Hal lain yang patut disyukuri adalah adanya prakarsa aktif dari pendamping dan perempuan korban untuk memorialisasi situs pelanggaran HAM masa lalu. Melihat kondisi Negara dalam pemenuhan hak warga negara dalam konteks pelanggaran HAM masa lalu, Komnas Perempuan bersama pendamping dan korban pelanggaran HAM masa lalu berinisiatif melakukan memorialisasi situs pelanggaran HAM masa lalu untuk tujuan pengakuan, pengungkapan kebenaran dan pemulihan korban yang belum banyak dilakukan oleh negara.
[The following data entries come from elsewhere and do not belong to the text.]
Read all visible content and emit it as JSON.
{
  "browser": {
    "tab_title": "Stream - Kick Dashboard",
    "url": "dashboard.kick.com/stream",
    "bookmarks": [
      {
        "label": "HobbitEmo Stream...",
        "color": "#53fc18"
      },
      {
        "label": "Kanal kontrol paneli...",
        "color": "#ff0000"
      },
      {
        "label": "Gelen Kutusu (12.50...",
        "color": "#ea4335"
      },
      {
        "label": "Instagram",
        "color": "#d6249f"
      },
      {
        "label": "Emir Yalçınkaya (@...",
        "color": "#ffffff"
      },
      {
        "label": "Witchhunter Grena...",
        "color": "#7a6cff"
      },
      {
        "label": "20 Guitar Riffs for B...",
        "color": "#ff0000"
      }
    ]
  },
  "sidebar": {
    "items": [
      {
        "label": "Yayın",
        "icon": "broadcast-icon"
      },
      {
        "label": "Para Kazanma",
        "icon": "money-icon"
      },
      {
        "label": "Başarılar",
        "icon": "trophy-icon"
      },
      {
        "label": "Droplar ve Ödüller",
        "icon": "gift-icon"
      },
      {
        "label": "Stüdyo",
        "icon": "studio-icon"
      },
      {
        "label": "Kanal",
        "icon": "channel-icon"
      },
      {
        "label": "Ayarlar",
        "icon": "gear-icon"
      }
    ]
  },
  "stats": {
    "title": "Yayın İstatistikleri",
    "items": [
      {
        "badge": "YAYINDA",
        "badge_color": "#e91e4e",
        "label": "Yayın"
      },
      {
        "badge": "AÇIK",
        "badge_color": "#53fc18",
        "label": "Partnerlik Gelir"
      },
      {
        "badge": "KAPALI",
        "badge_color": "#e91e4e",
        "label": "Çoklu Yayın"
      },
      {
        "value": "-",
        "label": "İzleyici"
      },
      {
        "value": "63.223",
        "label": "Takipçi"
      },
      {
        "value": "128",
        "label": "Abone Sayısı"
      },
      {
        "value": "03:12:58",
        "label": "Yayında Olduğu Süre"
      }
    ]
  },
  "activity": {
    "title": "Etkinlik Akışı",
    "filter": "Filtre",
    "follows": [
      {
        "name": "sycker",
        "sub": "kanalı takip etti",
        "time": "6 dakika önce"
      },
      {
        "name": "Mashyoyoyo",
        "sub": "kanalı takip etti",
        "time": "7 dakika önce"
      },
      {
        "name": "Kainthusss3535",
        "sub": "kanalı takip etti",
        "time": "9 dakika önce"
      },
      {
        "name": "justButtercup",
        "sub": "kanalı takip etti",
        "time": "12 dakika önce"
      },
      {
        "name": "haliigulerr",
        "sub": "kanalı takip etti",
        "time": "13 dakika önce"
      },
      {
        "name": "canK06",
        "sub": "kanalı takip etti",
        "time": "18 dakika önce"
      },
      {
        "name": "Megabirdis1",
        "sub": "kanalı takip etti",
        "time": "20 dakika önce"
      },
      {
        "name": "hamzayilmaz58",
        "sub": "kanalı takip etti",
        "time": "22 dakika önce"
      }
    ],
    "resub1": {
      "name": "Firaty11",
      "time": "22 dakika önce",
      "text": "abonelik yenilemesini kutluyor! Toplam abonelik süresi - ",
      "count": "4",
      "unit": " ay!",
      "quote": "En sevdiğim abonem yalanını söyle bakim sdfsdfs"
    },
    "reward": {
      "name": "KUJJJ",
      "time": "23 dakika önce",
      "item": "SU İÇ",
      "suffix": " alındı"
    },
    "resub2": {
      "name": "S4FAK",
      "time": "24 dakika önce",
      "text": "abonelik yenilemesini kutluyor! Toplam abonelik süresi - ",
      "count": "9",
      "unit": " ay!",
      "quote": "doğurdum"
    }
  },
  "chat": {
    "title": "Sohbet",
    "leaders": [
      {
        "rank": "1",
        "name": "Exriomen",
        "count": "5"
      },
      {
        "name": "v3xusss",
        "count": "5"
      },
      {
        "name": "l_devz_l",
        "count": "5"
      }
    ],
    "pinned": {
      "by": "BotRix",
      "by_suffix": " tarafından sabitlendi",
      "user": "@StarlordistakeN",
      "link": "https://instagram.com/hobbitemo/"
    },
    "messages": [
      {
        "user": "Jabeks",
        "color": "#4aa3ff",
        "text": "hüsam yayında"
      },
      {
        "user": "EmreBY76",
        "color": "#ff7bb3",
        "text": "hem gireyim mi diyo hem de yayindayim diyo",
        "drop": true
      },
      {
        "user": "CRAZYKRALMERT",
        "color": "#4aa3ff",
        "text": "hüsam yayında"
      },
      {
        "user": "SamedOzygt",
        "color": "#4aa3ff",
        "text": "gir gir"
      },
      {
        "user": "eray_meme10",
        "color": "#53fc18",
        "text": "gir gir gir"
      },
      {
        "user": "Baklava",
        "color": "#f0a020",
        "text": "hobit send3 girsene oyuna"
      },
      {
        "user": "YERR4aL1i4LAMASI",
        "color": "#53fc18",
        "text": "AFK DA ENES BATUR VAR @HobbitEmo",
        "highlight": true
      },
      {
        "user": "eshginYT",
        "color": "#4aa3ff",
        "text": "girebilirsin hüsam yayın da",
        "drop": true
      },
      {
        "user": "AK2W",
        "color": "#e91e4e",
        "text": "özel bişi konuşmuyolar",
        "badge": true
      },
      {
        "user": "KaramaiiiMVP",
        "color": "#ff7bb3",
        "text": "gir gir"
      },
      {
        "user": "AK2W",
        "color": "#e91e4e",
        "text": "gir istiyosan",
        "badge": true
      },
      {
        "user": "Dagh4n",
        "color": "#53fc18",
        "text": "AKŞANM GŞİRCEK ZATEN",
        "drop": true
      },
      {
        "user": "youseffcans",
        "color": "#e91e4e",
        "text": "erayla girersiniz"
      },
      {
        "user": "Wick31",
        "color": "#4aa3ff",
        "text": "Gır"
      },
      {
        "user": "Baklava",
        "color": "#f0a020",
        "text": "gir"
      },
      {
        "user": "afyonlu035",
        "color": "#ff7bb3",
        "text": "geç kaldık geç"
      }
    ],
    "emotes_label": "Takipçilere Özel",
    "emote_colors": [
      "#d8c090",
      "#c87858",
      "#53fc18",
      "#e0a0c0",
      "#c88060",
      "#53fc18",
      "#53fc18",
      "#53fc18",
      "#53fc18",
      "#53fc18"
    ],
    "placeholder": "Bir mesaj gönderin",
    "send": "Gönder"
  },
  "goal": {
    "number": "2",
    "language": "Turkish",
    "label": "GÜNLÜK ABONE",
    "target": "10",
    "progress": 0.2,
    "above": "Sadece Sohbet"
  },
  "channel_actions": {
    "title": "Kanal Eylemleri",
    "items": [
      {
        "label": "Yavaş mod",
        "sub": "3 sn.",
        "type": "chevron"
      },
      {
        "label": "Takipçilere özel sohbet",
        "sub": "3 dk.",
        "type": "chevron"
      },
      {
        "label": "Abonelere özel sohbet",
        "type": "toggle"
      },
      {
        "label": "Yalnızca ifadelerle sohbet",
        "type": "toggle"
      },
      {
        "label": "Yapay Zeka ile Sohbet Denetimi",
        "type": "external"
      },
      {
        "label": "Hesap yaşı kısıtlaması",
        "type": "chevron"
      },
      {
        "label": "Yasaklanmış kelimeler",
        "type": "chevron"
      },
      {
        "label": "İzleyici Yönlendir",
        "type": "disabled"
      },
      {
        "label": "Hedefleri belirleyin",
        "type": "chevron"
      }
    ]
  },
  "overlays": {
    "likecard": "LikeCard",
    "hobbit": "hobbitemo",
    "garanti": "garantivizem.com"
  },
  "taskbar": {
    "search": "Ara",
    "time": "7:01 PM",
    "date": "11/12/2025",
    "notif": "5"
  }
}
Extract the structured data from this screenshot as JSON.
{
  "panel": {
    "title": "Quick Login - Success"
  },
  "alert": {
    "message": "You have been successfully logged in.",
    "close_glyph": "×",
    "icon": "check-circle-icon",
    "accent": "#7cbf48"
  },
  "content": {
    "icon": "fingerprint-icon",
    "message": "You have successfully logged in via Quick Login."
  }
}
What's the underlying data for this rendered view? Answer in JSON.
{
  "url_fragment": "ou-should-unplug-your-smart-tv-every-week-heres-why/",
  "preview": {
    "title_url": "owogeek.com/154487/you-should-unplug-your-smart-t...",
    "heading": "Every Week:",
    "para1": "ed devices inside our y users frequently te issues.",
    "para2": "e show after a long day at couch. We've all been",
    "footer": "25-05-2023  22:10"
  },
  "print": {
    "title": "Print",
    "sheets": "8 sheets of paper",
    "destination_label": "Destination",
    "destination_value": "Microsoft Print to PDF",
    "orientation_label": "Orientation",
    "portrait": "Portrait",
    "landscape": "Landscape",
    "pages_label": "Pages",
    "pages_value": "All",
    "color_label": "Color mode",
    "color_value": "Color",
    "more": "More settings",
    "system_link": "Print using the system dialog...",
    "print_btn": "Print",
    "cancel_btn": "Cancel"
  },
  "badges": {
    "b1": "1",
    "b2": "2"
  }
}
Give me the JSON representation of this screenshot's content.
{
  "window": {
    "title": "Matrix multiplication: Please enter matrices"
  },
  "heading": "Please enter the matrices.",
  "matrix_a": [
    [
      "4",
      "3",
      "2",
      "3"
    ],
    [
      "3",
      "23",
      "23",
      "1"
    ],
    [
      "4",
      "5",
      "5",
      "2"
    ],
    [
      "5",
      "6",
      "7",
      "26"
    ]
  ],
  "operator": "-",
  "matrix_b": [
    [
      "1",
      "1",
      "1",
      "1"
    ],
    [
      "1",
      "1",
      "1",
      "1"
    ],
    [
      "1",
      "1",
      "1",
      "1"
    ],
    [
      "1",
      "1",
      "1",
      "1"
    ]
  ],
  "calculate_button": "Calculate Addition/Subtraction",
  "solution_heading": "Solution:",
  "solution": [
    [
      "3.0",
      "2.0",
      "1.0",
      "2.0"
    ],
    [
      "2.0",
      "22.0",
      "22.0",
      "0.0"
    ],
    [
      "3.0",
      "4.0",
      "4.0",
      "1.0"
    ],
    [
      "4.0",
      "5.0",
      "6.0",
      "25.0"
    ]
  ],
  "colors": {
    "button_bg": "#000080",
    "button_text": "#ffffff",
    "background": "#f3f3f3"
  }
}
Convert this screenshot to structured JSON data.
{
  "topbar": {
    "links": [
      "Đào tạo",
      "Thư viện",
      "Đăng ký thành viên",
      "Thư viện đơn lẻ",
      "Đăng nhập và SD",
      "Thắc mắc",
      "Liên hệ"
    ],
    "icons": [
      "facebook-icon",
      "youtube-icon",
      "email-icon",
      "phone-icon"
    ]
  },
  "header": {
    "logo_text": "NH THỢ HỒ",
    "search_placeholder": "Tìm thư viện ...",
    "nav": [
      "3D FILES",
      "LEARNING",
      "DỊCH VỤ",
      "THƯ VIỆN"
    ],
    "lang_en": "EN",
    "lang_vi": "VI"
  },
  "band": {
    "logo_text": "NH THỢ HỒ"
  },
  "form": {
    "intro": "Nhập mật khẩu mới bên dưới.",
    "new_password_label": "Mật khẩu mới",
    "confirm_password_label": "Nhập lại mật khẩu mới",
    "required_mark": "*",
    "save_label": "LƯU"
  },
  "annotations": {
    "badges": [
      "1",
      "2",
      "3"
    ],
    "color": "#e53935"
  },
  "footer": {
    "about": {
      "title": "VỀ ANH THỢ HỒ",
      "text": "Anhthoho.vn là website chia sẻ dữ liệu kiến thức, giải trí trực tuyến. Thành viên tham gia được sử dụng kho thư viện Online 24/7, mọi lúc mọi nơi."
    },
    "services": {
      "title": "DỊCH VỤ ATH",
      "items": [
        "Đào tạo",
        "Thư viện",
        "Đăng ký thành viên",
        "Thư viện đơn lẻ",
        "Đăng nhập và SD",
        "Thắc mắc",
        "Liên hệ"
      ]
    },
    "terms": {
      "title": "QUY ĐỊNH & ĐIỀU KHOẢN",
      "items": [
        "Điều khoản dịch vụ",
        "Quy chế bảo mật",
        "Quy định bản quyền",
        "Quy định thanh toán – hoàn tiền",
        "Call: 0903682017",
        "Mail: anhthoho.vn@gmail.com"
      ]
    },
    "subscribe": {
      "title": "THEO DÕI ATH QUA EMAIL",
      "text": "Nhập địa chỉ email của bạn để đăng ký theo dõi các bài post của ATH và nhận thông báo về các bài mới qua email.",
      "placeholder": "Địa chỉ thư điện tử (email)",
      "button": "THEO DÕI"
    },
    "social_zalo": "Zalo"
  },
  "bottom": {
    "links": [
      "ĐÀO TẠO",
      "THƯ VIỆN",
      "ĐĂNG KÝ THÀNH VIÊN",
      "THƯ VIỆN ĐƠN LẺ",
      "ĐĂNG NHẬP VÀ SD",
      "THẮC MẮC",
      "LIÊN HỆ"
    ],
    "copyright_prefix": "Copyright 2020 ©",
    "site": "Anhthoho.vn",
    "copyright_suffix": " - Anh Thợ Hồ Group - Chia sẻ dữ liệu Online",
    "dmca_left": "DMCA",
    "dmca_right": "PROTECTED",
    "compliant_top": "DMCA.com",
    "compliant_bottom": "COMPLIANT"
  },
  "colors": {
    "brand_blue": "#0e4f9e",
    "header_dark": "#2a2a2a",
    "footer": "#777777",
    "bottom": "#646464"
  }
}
Di Tugu Tragedi Mei 1998, TPU Selapajang Jaya, kota Tangerang. Tugu ini merupakan inisiatif dari Pemko Tangerang

Beberapa situs yang dimemorialisasi, antara lain di Jakarta: Penjara Bukit Duri, Makam Massal Korban Mei 1998 di TPU Pondok Ranggon, TPU Tanjung Priok; di Tangerang: TPU Selapajang Jaya; di Jawa Tengah: Plantungan dan Makam Massal Korban Tragedi Mei 1998 TPU Purwoloyo, Solo; Yogyakarta: Gedung Jeffersson dan Benteng Venderburg.

Komnas Perempuan mendistribusikan pengetahuan mengenai memorialisasi dalam konteks pelanggaran HAM masa lalu, melalui Kampanye Mari Bicara Kebenaran. Bersama komunitas korban pelanggaran HAM masa lalu dan organisasi pendampingnya, di Solo, Yogyakarta dan DKI Jakarta Komnas Perempuan mengembangkan diskusi dan upaya-upaya lainnya untuk merawat ingatan atas sejumlah peristiwa pelanggaran HAM masa lalu yang tidak boleh lagi berulang, diantaranya Peristiwa 65 dan Tragedi Mei 98.

Catatan penting lainnya adalah  suara Komnas Perempuan didengar Istana. Setelah lobby dan kampanye sana-sini, rekomendasi Komnas Perempuan kepada presiden tentang penangguhanhukuman mati Merry Utami didengar. Pemantauan Komnas Perempuan terhadap Merry Utami, menunjukkan bahwa Merry Utami merupakan korban sindikat narkoba internasional yang menargetkan buruh migran perempuan yang rentan. Kasus Merry Utami seperti pula kasus Mary Jane, setahun sebelumnya yang juga diancam dengan hukuman mati.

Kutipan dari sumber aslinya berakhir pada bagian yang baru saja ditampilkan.